Sisma. I tecnici e le verifiche escludono danni all’invaso del Liscione

La macchina dell’emergenza di è messa in moto dopo pochi minuti dal sisma che, prima della mezzanotte a cavallo tra il 14 e il 15 agosto ha colpito la zona del basso Molise con epicentro tra Montecilfone e Palata. Osservato speciale, l’invaso del Liscione, una struttura la cui costruzione risale alla fine degli anni ‘60 e i primi ‘70. Sul Posto a verificare la tenuta ed eventuali danni ai piloni è accorsa immediatamente una squadra di Molise Acque che si è affiancata ai Vigili del Fuoco ed ai tecnici dell’Anas presenti sul luogo. Con la luce del giorno le verifiche si sono intensificate ma, fortunatamente, non sono stati registrati danni alle strutture.

Immediata, nella notte, anche l’allerta in Regione dove il presidente Toma ha seguito passo dopo passo e coordinato le operazioni relative all’emergenza. “Da una prima ricognizione effettuata – ha detto – possiamo dire che il sisma non ha prodotto danni significativi a cose e persone”. Voglio ringraziare – ha proseguito Toma – i sindaci dei luoghi interessati che si sono messi immediatamente al lavoro nella fase di prima emergenza, la Prefettura di Campobasso, i Vigili del Fuoco e la Sala operativa della Protezione civile”.

Da parte dei Vigili del Fuoco non sono stati effettuati interventi di soccorso ma soltanto alcune verifiche a Larino e Termoli. Le squadre operative presso la sede centrale di Campobasso e presso i distaccamenti di Termoli e Santa Croce di Magliano sono operative sull’intero arco delle ventiquattr’ore tanto sul fronte emergenziale del sisma quanto su quello ordinario teso a garantire ai cittadini un Ferragosto sicuro e monitorato.

Sul versante dell’invaso del Liscione, lo scorso luglio il parlamentare molisano del M5S, Antonio Federico, ha presentato al Ministro per le infrastrutture, Toninelli, una interrogazione tesa a verificare se siano state attivate le operazioni necessarie al collaudo definitivo dell’opera.

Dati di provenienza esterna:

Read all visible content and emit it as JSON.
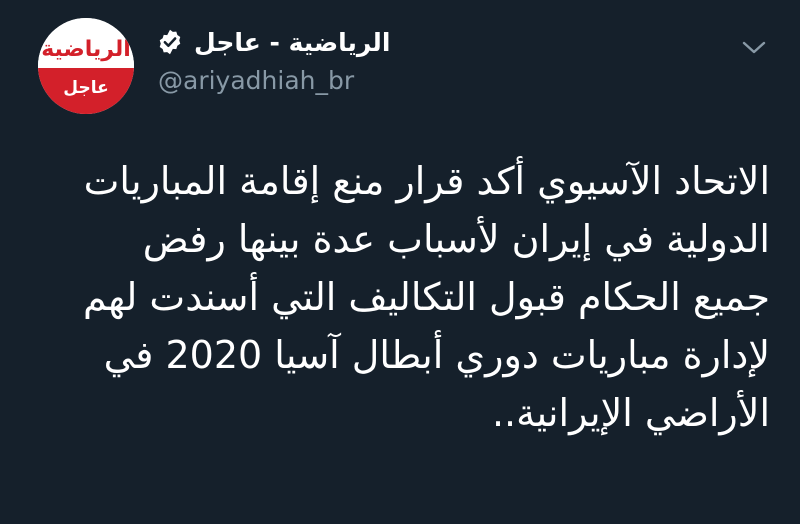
{
  "account": {
    "display_name": "الرياضية - عاجل",
    "handle": "@ariyadhiah_br",
    "verified_icon": "verified-badge-icon",
    "avatar": {
      "brand_text": "الرياضية",
      "tag_text": "عاجل",
      "brand_color": "#d3202a"
    }
  },
  "menu": {
    "icon": "chevron-down-icon"
  },
  "tweet": {
    "lines": [
      "الاتحاد الآسيوي أكد قرار منع إقامة المباريات",
      "الدولية في إيران لأسباب عدة بينها رفض",
      "جميع الحكام قبول التكاليف التي أسندت لهم",
      "لإدارة مباريات دوري أبطال آسيا 2020 في",
      "الأراضي الإيرانية.."
    ]
  },
  "colors": {
    "background": "#15202b",
    "text": "#ffffff",
    "secondary_text": "#8899a6"
  }
}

Va infatti ricordato che la diga di Ponte Liscione sulla statale Bifernina è stata completata nel 1973 ma non è mai stata definitivamente collaudata. Una ragione in più che giustifica l’intervento di verifica odierno legato al sisma. Un intervento ostacolato dal maltempo che però, fortunatamente, ha dato esito negativo come ha confermato il commissario dell’Azienda Molise Acque, Massimo Pillarella. Il lavoro dei tecnici locali è stato coadiuvato dall’intervento dell’Ingegnere Ciovanni Sportelli del Servizio Dighe arrivato in Molise da Roma.